For several years now, the most reliable guide to Supreme Court decisionmaking has been Sandra Day O’Connor’s position on an issue. She is indisputably the swing justice, and the best word that I can think of to characterize her jurisprudence is “capricious.” She was against allowing student-led prayers before Texas high-school football games, but she was in favor of supplying computers, purchased with federal funds, to private religious schools. She voted to reject a prohibition on partial-birth abortion, but indicated she would be willing to uphold such a law if it included an exception for cases in which the “health” of the mother called for the procedure. She joined in the Court’s decision that the First Amendment was not violated by banning anti-abortion speech within eight feet of women seeking to have an abortion, but she approved of the Court’s decision that the Boy Scouts had a First Amendment right to prohibit gay scouts and scoutmasters.

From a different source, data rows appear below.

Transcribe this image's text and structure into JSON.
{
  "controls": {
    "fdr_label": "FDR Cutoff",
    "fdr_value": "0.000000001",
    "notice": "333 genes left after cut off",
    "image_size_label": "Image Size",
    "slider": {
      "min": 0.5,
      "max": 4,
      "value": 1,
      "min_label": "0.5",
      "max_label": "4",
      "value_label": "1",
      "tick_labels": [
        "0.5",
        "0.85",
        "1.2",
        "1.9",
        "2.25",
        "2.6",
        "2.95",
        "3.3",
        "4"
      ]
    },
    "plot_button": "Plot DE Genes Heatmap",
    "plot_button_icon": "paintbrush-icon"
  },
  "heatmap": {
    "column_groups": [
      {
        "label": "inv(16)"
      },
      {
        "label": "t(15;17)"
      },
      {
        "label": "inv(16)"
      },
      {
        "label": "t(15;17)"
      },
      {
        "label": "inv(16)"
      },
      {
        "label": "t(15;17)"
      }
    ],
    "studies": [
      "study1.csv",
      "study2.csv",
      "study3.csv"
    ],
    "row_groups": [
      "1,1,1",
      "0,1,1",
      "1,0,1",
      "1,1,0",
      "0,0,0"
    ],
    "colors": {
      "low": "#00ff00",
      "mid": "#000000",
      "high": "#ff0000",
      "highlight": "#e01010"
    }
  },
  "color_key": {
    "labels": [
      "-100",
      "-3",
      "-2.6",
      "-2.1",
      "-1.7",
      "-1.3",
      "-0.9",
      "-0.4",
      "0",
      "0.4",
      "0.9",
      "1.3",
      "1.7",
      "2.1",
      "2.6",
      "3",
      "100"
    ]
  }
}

Over the years, I have tried to discern a firm basis for Justice O’Connor’s constitutional jurisprudence, but I have finally concluded that she still operates as if she were a state legislator. She decides what policy she favors, and then imposes it. The problem, of course, is that this is what legislators do; but judges are not supposed to be legislators.

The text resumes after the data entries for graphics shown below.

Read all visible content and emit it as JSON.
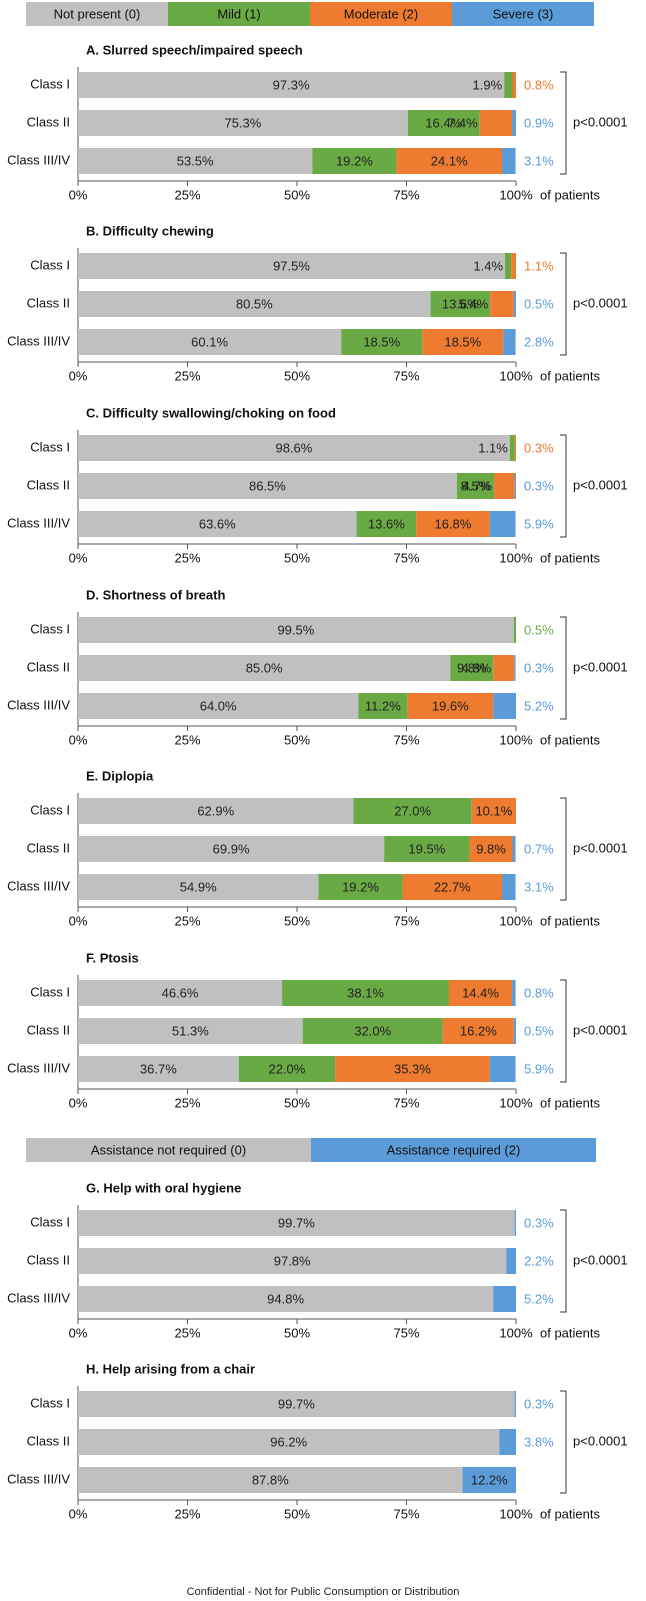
{
  "legend_severity": {
    "items": [
      {
        "label": "Not present (0)",
        "color": "#c0c0c0"
      },
      {
        "label": "Mild (1)",
        "color": "#6aaa45"
      },
      {
        "label": "Moderate (2)",
        "color": "#ee7b30"
      },
      {
        "label": "Severe (3)",
        "color": "#5b9bd8"
      }
    ]
  },
  "legend_assistance": {
    "items": [
      {
        "label": "Assistance not required (0)",
        "color": "#c0c0c0"
      },
      {
        "label": "Assistance required (2)",
        "color": "#5b9bd8"
      }
    ]
  },
  "axis": {
    "ticks": [
      "0%",
      "25%",
      "50%",
      "75%",
      "100%"
    ],
    "unit_label": "of patients"
  },
  "footer": "Confidential - Not for Public Consumption or Distribution",
  "chart_data": [
    {
      "type": "bar",
      "orientation": "horizontal",
      "stacked": true,
      "title": "A. Slurred speech/impaired speech",
      "categories": [
        "Class I",
        "Class II",
        "Class III/IV"
      ],
      "series": [
        {
          "name": "Not present (0)",
          "values": [
            97.3,
            75.3,
            53.5
          ],
          "labels": [
            "97.3%",
            "75.3%",
            "53.5%"
          ],
          "color": "#c0c0c0"
        },
        {
          "name": "Mild (1)",
          "values": [
            1.9,
            16.4,
            19.2
          ],
          "labels": [
            "1.9%",
            "16.4%",
            "19.2%"
          ],
          "color": "#6aaa45"
        },
        {
          "name": "Moderate (2)",
          "values": [
            0.8,
            7.4,
            24.1
          ],
          "labels": [
            "0.8%",
            "7.4%",
            "24.1%"
          ],
          "color": "#ee7b30"
        },
        {
          "name": "Severe (3)",
          "values": [
            0,
            0.9,
            3.1
          ],
          "labels": [
            "",
            "0.9%",
            "3.1%"
          ],
          "color": "#5b9bd8"
        }
      ],
      "pvalue": "p<0.0001",
      "xlim": [
        0,
        100
      ]
    },
    {
      "type": "bar",
      "orientation": "horizontal",
      "stacked": true,
      "title": "B. Difficulty chewing",
      "categories": [
        "Class I",
        "Class II",
        "Class III/IV"
      ],
      "series": [
        {
          "name": "Not present (0)",
          "values": [
            97.5,
            80.5,
            60.1
          ],
          "labels": [
            "97.5%",
            "80.5%",
            "60.1%"
          ],
          "color": "#c0c0c0"
        },
        {
          "name": "Mild (1)",
          "values": [
            1.4,
            13.6,
            18.5
          ],
          "labels": [
            "1.4%",
            "13.6%",
            "18.5%"
          ],
          "color": "#6aaa45"
        },
        {
          "name": "Moderate (2)",
          "values": [
            1.1,
            5.4,
            18.5
          ],
          "labels": [
            "1.1%",
            "5.4%",
            "18.5%"
          ],
          "color": "#ee7b30"
        },
        {
          "name": "Severe (3)",
          "values": [
            0,
            0.5,
            2.8
          ],
          "labels": [
            "",
            "0.5%",
            "2.8%"
          ],
          "color": "#5b9bd8"
        }
      ],
      "pvalue": "p<0.0001",
      "xlim": [
        0,
        100
      ]
    },
    {
      "type": "bar",
      "orientation": "horizontal",
      "stacked": true,
      "title": "C. Difficulty swallowing/choking on food",
      "categories": [
        "Class I",
        "Class II",
        "Class III/IV"
      ],
      "series": [
        {
          "name": "Not present (0)",
          "values": [
            98.6,
            86.5,
            63.6
          ],
          "labels": [
            "98.6%",
            "86.5%",
            "63.6%"
          ],
          "color": "#c0c0c0"
        },
        {
          "name": "Mild (1)",
          "values": [
            1.1,
            8.5,
            13.6
          ],
          "labels": [
            "1.1%",
            "8.5%",
            "13.6%"
          ],
          "color": "#6aaa45"
        },
        {
          "name": "Moderate (2)",
          "values": [
            0.3,
            4.7,
            16.8
          ],
          "labels": [
            "0.3%",
            "4.7%",
            "16.8%"
          ],
          "color": "#ee7b30"
        },
        {
          "name": "Severe (3)",
          "values": [
            0,
            0.3,
            5.9
          ],
          "labels": [
            "",
            "0.3%",
            "5.9%"
          ],
          "color": "#5b9bd8"
        }
      ],
      "pvalue": "p<0.0001",
      "xlim": [
        0,
        100
      ]
    },
    {
      "type": "bar",
      "orientation": "horizontal",
      "stacked": true,
      "title": "D. Shortness of breath",
      "categories": [
        "Class I",
        "Class II",
        "Class III/IV"
      ],
      "series": [
        {
          "name": "Not present (0)",
          "values": [
            99.5,
            85.0,
            64.0
          ],
          "labels": [
            "99.5%",
            "85.0%",
            "64.0%"
          ],
          "color": "#c0c0c0"
        },
        {
          "name": "Mild (1)",
          "values": [
            0.5,
            9.8,
            11.2
          ],
          "labels": [
            "0.5%",
            "9.8%",
            "11.2%"
          ],
          "color": "#6aaa45"
        },
        {
          "name": "Moderate (2)",
          "values": [
            0,
            4.8,
            19.6
          ],
          "labels": [
            "",
            "4.8%",
            "19.6%"
          ],
          "color": "#ee7b30"
        },
        {
          "name": "Severe (3)",
          "values": [
            0,
            0.3,
            5.2
          ],
          "labels": [
            "",
            "0.3%",
            "5.2%"
          ],
          "color": "#5b9bd8"
        }
      ],
      "pvalue": "p<0.0001",
      "xlim": [
        0,
        100
      ]
    },
    {
      "type": "bar",
      "orientation": "horizontal",
      "stacked": true,
      "title": "E. Diplopia",
      "categories": [
        "Class I",
        "Class II",
        "Class III/IV"
      ],
      "series": [
        {
          "name": "Not present (0)",
          "values": [
            62.9,
            69.9,
            54.9
          ],
          "labels": [
            "62.9%",
            "69.9%",
            "54.9%"
          ],
          "color": "#c0c0c0"
        },
        {
          "name": "Mild (1)",
          "values": [
            27.0,
            19.5,
            19.2
          ],
          "labels": [
            "27.0%",
            "19.5%",
            "19.2%"
          ],
          "color": "#6aaa45"
        },
        {
          "name": "Moderate (2)",
          "values": [
            10.1,
            9.8,
            22.7
          ],
          "labels": [
            "10.1%",
            "9.8%",
            "22.7%"
          ],
          "color": "#ee7b30"
        },
        {
          "name": "Severe (3)",
          "values": [
            0,
            0.7,
            3.1
          ],
          "labels": [
            "",
            "0.7%",
            "3.1%"
          ],
          "color": "#5b9bd8"
        }
      ],
      "pvalue": "p<0.0001",
      "xlim": [
        0,
        100
      ]
    },
    {
      "type": "bar",
      "orientation": "horizontal",
      "stacked": true,
      "title": "F. Ptosis",
      "categories": [
        "Class I",
        "Class II",
        "Class III/IV"
      ],
      "series": [
        {
          "name": "Not present (0)",
          "values": [
            46.6,
            51.3,
            36.7
          ],
          "labels": [
            "46.6%",
            "51.3%",
            "36.7%"
          ],
          "color": "#c0c0c0"
        },
        {
          "name": "Mild (1)",
          "values": [
            38.1,
            32.0,
            22.0
          ],
          "labels": [
            "38.1%",
            "32.0%",
            "22.0%"
          ],
          "color": "#6aaa45"
        },
        {
          "name": "Moderate (2)",
          "values": [
            14.4,
            16.2,
            35.3
          ],
          "labels": [
            "14.4%",
            "16.2%",
            "35.3%"
          ],
          "color": "#ee7b30"
        },
        {
          "name": "Severe (3)",
          "values": [
            0.8,
            0.5,
            5.9
          ],
          "labels": [
            "0.8%",
            "0.5%",
            "5.9%"
          ],
          "color": "#5b9bd8"
        }
      ],
      "pvalue": "p<0.0001",
      "xlim": [
        0,
        100
      ]
    },
    {
      "type": "bar",
      "orientation": "horizontal",
      "stacked": true,
      "title": "G. Help with oral hygiene",
      "categories": [
        "Class I",
        "Class II",
        "Class III/IV"
      ],
      "series": [
        {
          "name": "Assistance not required (0)",
          "values": [
            99.7,
            97.8,
            94.8
          ],
          "labels": [
            "99.7%",
            "97.8%",
            "94.8%"
          ],
          "color": "#c0c0c0"
        },
        {
          "name": "Assistance required (2)",
          "values": [
            0.3,
            2.2,
            5.2
          ],
          "labels": [
            "0.3%",
            "2.2%",
            "5.2%"
          ],
          "color": "#5b9bd8"
        }
      ],
      "pvalue": "p<0.0001",
      "xlim": [
        0,
        100
      ]
    },
    {
      "type": "bar",
      "orientation": "horizontal",
      "stacked": true,
      "title": "H. Help arising from a chair",
      "categories": [
        "Class I",
        "Class II",
        "Class III/IV"
      ],
      "series": [
        {
          "name": "Assistance not required (0)",
          "values": [
            99.7,
            96.2,
            87.8
          ],
          "labels": [
            "99.7%",
            "96.2%",
            "87.8%"
          ],
          "color": "#c0c0c0"
        },
        {
          "name": "Assistance required (2)",
          "values": [
            0.3,
            3.8,
            12.2
          ],
          "labels": [
            "0.3%",
            "3.8%",
            "12.2%"
          ],
          "color": "#5b9bd8"
        }
      ],
      "pvalue": "p<0.0001",
      "xlim": [
        0,
        100
      ]
    }
  ]
}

Luckily, for those few of us who still believe in the rule of law—and the most simple definition of the rule of law is that “legislators legislate, and judges judge”—there are at least two, and perhaps as many as three or four current Supreme Court justices who share our faith. This term, Justices Scalia and Thomas pretty reliably refused to participate in the Court’s more egregious usurpations of the legislative role, as did Justice Rehnquist (although I think he was wrong to go along with the majority in the anti-abortion free speech case). And even Justice Kennedy, whose participation in the majority in the Texas school prayer decision cannot be excused, did the right thing in the religious-school funding case and seems to have reversed his position in the 1992 Planned Parenthood v. Casey decision by siding with the dissenters in the partial-birth abortion case.

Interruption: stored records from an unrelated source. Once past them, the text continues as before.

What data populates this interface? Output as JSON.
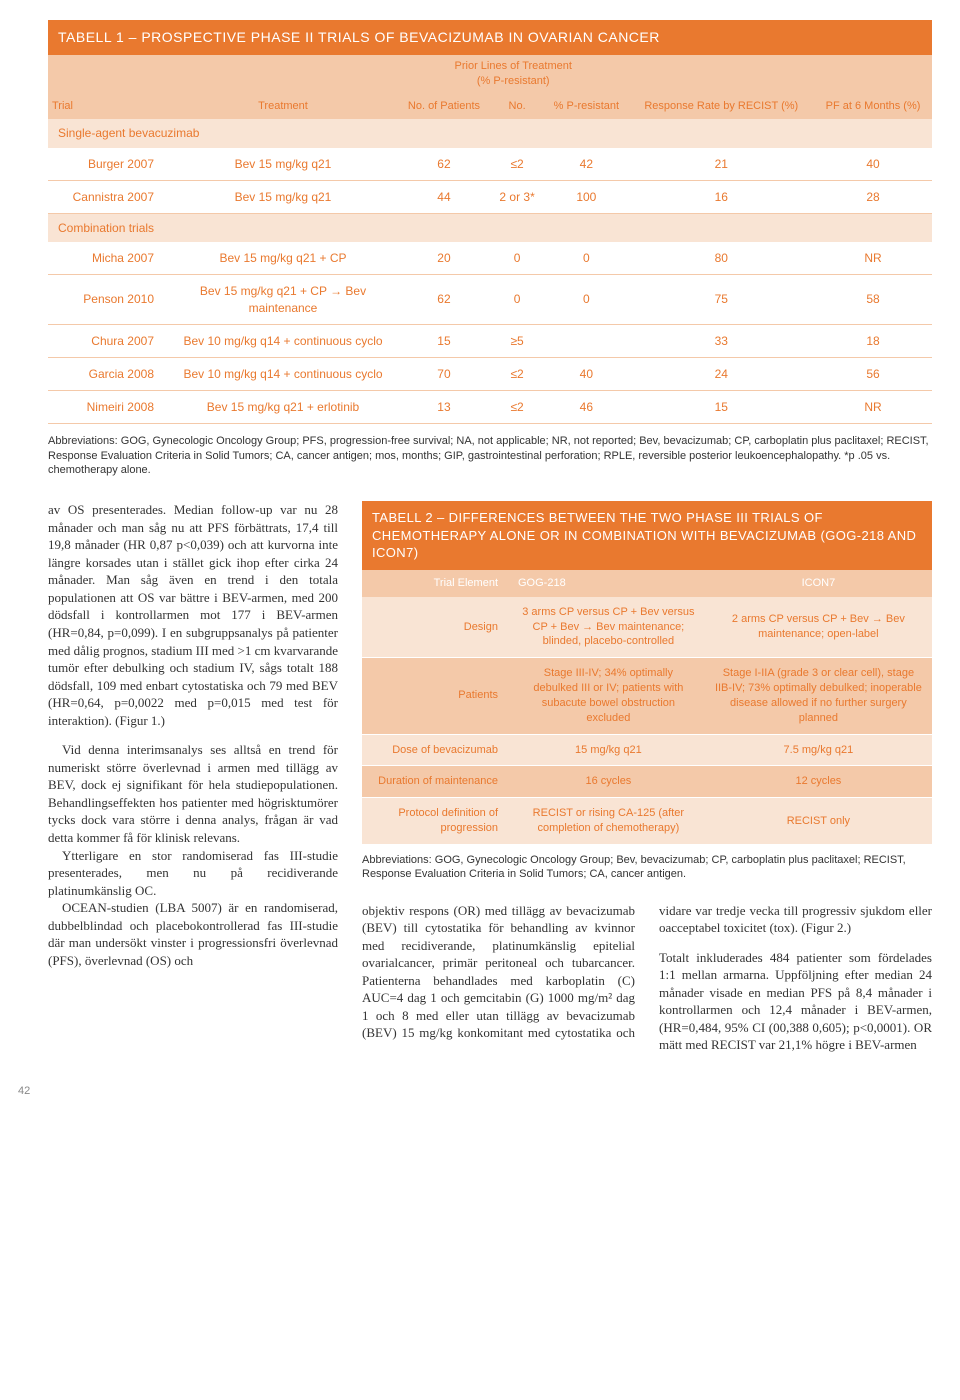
{
  "table1": {
    "title": "TABELL 1 – PROSPECTIVE PHASE II TRIALS OF BEVACIZUMAB IN OVARIAN CANCER",
    "subhead": "Prior Lines of Treatment\n(% P-resistant)",
    "columns": [
      "Trial",
      "Treatment",
      "No. of Patients",
      "No.",
      "% P-resistant",
      "Response Rate by RECIST (%)",
      "PF at 6 Months (%)"
    ],
    "section1": "Single-agent bevacuzimab",
    "section2": "Combination trials",
    "rows1": [
      [
        "Burger 2007",
        "Bev 15 mg/kg q21",
        "62",
        "≤2",
        "42",
        "21",
        "40"
      ],
      [
        "Cannistra 2007",
        "Bev 15 mg/kg q21",
        "44",
        "2 or 3*",
        "100",
        "16",
        "28"
      ]
    ],
    "rows2": [
      [
        "Micha 2007",
        "Bev 15 mg/kg q21 + CP",
        "20",
        "0",
        "0",
        "80",
        "NR"
      ],
      [
        "Penson 2010",
        "Bev 15 mg/kg q21 + CP → Bev maintenance",
        "62",
        "0",
        "0",
        "75",
        "58"
      ],
      [
        "Chura 2007",
        "Bev 10 mg/kg q14 + continuous cyclo",
        "15",
        "≥5",
        "",
        "33",
        "18"
      ],
      [
        "Garcia 2008",
        "Bev 10 mg/kg q14 + continuous cyclo",
        "70",
        "≤2",
        "40",
        "24",
        "56"
      ],
      [
        "Nimeiri 2008",
        "Bev 15 mg/kg q21 + erlotinib",
        "13",
        "≤2",
        "46",
        "15",
        "NR"
      ]
    ],
    "abbr": "Abbreviations: GOG, Gynecologic Oncology Group; PFS, progression-free survival; NA, not applicable; NR, not reported; Bev, bevacizumab; CP, carboplatin plus paclitaxel; RECIST, Response Evaluation Criteria in Solid Tumors; CA, cancer antigen; mos, months; GIP, gastrointestinal perforation; RPLE, reversible posterior leukoencephalopathy. *p .05 vs. chemotherapy alone."
  },
  "leftcol": {
    "p1": "av OS presenterades. Median follow-up var nu 28 månader och man såg nu att PFS förbättrats, 17,4 till 19,8 månader (HR 0,87 p<0,039) och att kurvorna inte längre korsades utan i stället gick ihop efter cirka 24 månader. Man såg även en trend i den totala populationen att OS var bättre i BEV-armen, med 200 dödsfall i kontrollarmen mot 177 i BEV-armen (HR=0,84, p=0,099). I en subgruppsanalys på patienter med dålig prognos, stadium III med >1 cm kvarvarande tumör efter debulking och stadium IV, sågs totalt 188 dödsfall, 109 med enbart cytostatiska och 79 med BEV (HR=0,64, p=0,0022 med p=0,015 med test för interaktion). (Figur 1.)",
    "p2": "Vid denna interimsanalys ses alltså en trend för numeriskt större överlevnad i armen med tillägg av BEV, dock ej signifikant för hela studiepopulationen. Behandlingseffekten hos patienter med högrisktumörer tycks dock vara större i denna analys, frågan är vad detta kommer få för klinisk relevans.",
    "p3": "Ytterligare en stor randomiserad fas III-studie presenterades, men nu på recidiverande platinumkänslig OC.",
    "p4": "OCEAN-studien (LBA 5007) är en randomiserad, dubbelblindad och placebokontrollerad fas III-studie där man undersökt vinster i progressionsfri överlevnad (PFS), överlevnad (OS) och"
  },
  "table2": {
    "title": "TABELL 2 – DIFFERENCES BETWEEN THE TWO PHASE III TRIALS OF CHEMOTHERAPY ALONE OR IN COMBINATION WITH BEVACIZUMAB (GOG-218 AND ICON7)",
    "headers": [
      "Trial Element",
      "GOG-218",
      "ICON7"
    ],
    "rows": [
      [
        "Design",
        "3 arms CP versus CP + Bev versus CP + Bev → Bev maintenance; blinded, placebo-controlled",
        "2 arms CP versus CP + Bev → Bev maintenance; open-label"
      ],
      [
        "Patients",
        "Stage III-IV; 34% optimally debulked III or IV; patients with subacute bowel obstruction excluded",
        "Stage I-IIA (grade 3 or clear cell), stage IIB-IV; 73% optimally debulked; inoperable disease allowed if no further surgery planned"
      ],
      [
        "Dose of bevacizumab",
        "15 mg/kg q21",
        "7.5 mg/kg q21"
      ],
      [
        "Duration of maintenance",
        "16 cycles",
        "12 cycles"
      ],
      [
        "Protocol definition of progression",
        "RECIST or rising CA-125 (after completion of chemotherapy)",
        "RECIST only"
      ]
    ],
    "abbr": "Abbreviations: GOG, Gynecologic Oncology Group; Bev, bevacizumab; CP, carboplatin plus paclitaxel; RECIST, Response Evaluation Criteria in Solid Tumors; CA, cancer antigen."
  },
  "body": {
    "p1": "objektiv respons (OR) med tillägg av bevacizumab (BEV) till cytostatika för behandling av kvinnor med recidiverande, platinumkänslig epitelial ovarialcancer, primär peritoneal och tubarcancer. Patienterna behandlades med karboplatin (C) AUC=4 dag 1 och gemcitabin (G) 1000 mg/m² dag 1 och 8 med eller utan tillägg av bevacizumab (BEV) 15 mg/kg konkomitant med cytostatika och vidare var tredje vecka",
    "p2": "till progressiv sjukdom eller oacceptabel toxicitet (tox). (Figur 2.)",
    "p3": "Totalt inkluderades 484 patienter som fördelades 1:1 mellan armarna. Uppföljning efter median 24 månader visade en median PFS på 8,4 månader i kontrollarmen och 12,4 månader i BEV-armen, (HR=0,484, 95% CI (00,388 0,605); p<0,0001). OR mätt med RECIST var 21,1% högre i BEV-armen"
  },
  "pagenum": "42"
}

That’s all to the good, but the emerging four-person conservative bloc cannot decide cases without Justice O’Connor, as Justices Stevens, Souter, Ginsburg, and Breyer have fairly consistently come down on the side of extending federal power and abortion rights, rigidly separating morality and religion from the public square, and, in general, carrying out the extraconstitutional, policymaking legacy of the Warren Court.
Many of those on the Court who seem not to care about their constitutional role were Republican appointees, but it is the Democrats who want to make the future of Supreme Court policymaking a campaign issue. Al Gore was quick to declare that the precarious nature of the five-to-four majority in the partial-birth abortion case was a potential threat to abortion rights, and he urged the undecided to vote for him so that he could appoint more pro-abortion justices. A few weeks earlier, Justice Scalia reportedly confessed plans to retire should Al Gore win, because the sensible Scalia has no desire to remain on a Court dominated by “living constitution” types. George Bush has recently stated that, while he has no “litmus tests” for Supreme Court appointments, he wants to appoint more justices like Scalia and Thomas. I’m voting for Bush, and hoping he does.